Pene tra i due e i quattro anni per dieci persone che hanno cercato di ottenere un risarcimento di un milione e 600 mila euro
Truffa nell’incidente in cui muore il figlio, condannata un’intera famiglia Un’intera famiglia dello Zen condannata per avere tentato di truffare una compagnia assicurativa dopo la morte in un incidente stradale del
figlio. Una frode costruita a tavolino. Una macchina fantasma piomba sulla scena dell’incidente, un falso investitore si assume tutte le responsabilità, il conducente dell’auto che davvero aveva avuto lo scontro con la moto ritratta le sue dichiarazioni. Tutto per ottenere un risarcimento danni di un milione e 600 mila euro.
E’ questa la storia che coinvolge la famiglia Faija dello Zen che nell’aprile del 2010 perse il figlio di sedici anni dopo tre mesi di coma. Padre, madre e sei tra fratelli e sorelle sono finiti sotto processo. Avevano tentato il colpo grosso chiedendo un risarcimento record all’assicurazione Cattolica che, dopo un primo risarcimento di 128 mila euro, ha approfondito la vicenda. I riscontri della polizia municipale hanno messo il sigillo sulla verità. Il giudice monocratico Vittorio Alcamo ha condannato Francesco Faija, la moglie Caterina Saladino, e i figli Antonio, Giovanni, Daniela, Giuseppa, Maria Rita e Valeria a 4 anni e ha disposto l’interdizione dai pubblici uffici per 5 anni. La pena più alta è stata decisa per Gioacchino Castelli, il falso investitore che avrebbe guidato una Opel Meriva, condannato a 4 anni e 2 mesi. Due anni, pena sospesa, per Marco Anzelmo, l’uomo che si scontrò con la sua Golf contro la moto della vittima e poi ritrattò le dichiarazioni. La famiglia dovrà pagare all’assicurazione Cattolica, parte civile nel processo e difesa dall’avvocato Francesco Billetta, la somma di 128 mila euro.

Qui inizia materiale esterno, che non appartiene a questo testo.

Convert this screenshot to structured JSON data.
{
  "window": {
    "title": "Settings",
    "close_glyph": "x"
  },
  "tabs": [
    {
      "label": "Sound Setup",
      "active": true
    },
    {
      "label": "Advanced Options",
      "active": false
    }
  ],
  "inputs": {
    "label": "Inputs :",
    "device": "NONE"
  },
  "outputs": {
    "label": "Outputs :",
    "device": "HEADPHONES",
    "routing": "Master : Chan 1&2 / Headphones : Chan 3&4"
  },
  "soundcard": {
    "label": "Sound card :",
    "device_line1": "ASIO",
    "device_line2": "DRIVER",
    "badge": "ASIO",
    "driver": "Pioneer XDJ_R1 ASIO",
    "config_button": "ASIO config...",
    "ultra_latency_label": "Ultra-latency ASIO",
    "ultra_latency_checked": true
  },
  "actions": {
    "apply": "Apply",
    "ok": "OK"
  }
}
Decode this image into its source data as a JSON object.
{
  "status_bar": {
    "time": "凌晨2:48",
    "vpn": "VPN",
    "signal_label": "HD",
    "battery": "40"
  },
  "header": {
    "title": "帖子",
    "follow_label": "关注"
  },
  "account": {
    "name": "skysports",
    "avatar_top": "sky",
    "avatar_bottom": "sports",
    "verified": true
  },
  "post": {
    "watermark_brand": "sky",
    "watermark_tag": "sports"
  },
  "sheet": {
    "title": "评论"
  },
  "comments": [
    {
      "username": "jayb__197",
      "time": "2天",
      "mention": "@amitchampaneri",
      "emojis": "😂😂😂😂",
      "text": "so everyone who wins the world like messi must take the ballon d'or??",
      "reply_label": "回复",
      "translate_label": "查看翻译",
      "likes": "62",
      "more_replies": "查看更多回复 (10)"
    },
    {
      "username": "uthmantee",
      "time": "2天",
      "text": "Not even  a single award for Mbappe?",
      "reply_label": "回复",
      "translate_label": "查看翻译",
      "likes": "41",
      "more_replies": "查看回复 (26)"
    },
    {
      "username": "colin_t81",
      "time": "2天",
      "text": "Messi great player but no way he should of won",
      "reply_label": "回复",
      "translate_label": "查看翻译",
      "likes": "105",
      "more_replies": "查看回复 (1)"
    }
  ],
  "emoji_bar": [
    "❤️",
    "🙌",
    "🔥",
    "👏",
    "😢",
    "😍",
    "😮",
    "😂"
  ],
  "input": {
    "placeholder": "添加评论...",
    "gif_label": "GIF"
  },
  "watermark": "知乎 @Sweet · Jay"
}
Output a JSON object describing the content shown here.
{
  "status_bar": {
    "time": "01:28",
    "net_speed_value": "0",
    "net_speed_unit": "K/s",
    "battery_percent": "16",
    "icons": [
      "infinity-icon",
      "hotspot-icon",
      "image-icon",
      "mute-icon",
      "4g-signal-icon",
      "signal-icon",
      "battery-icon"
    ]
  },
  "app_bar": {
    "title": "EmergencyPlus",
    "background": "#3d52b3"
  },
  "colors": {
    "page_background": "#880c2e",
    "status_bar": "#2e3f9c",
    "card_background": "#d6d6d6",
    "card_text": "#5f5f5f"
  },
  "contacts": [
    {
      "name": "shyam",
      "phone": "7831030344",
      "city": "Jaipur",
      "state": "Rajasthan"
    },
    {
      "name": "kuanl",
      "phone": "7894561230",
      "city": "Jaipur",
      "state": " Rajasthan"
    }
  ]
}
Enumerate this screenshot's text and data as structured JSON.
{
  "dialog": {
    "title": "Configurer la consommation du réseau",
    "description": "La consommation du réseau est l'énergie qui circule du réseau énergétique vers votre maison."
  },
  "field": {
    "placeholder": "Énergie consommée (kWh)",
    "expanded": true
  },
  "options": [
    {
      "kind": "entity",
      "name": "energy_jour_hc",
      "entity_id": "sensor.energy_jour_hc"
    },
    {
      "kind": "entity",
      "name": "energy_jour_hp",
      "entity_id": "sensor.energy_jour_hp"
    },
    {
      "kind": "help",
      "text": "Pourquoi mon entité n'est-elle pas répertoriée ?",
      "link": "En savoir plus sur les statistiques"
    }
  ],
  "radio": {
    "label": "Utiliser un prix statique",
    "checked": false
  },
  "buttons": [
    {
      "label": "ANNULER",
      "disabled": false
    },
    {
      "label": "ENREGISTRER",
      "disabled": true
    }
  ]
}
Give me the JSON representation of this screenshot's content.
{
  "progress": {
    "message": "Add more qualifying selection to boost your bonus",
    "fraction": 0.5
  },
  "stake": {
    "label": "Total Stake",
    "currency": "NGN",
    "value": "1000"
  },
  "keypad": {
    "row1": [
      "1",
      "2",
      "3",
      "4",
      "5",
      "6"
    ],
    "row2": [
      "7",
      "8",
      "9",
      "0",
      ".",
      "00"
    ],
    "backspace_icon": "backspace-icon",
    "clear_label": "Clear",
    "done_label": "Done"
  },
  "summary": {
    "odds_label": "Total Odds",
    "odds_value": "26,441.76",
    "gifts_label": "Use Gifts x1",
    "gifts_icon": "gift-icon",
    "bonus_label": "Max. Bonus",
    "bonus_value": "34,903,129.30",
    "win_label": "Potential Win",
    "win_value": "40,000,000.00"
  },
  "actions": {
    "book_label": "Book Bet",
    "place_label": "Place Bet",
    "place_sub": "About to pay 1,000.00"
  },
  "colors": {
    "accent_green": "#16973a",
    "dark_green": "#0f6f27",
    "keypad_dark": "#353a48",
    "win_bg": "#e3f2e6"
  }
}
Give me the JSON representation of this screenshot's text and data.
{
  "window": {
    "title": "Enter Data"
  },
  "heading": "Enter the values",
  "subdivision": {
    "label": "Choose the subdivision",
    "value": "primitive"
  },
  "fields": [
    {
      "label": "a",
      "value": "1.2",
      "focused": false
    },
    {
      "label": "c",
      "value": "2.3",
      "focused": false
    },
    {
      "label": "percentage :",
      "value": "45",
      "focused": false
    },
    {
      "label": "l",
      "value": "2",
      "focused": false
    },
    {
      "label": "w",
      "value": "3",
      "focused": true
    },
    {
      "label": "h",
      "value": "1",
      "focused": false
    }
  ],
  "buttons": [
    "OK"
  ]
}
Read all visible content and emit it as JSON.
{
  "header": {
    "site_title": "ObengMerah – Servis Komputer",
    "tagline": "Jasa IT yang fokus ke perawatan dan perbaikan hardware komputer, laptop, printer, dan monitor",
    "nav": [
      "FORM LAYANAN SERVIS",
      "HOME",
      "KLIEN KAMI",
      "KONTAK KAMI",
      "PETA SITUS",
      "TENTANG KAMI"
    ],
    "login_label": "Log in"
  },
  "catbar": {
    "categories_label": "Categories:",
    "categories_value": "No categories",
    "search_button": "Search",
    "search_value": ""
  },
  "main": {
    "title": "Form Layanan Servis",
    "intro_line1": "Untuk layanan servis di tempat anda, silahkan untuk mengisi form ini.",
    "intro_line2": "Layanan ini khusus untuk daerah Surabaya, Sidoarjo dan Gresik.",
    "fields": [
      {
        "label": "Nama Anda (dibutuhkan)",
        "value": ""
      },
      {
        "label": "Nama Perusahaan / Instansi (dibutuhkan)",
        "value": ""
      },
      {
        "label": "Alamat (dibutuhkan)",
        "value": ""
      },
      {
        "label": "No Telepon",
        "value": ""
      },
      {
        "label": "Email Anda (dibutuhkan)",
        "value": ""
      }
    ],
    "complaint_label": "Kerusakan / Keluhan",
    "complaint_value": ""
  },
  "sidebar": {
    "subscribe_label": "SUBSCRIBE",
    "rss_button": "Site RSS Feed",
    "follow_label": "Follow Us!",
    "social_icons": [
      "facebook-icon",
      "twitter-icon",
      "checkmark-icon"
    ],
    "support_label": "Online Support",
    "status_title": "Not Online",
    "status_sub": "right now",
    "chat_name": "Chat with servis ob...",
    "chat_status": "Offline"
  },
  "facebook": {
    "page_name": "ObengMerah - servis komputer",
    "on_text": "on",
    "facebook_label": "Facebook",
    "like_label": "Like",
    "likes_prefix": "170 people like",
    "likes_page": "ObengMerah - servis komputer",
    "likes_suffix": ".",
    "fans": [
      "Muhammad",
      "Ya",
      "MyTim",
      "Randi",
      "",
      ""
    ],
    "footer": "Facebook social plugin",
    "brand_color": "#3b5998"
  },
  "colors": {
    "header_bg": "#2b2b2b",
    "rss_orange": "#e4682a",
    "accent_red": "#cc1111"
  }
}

Di fatto il povero Salvatore Faija, un sedicenne, morì nel 2010 per non essersi fermato allo stop tra le vie Agesia di Siracusa e Castellotti. Si scontrò con la Golf, ma dopo un mese circa da quell’impatto, entrò in scena Castelli che dichiarò di avere tamponato il giovane. Le indagini scoprirono tutt’altro.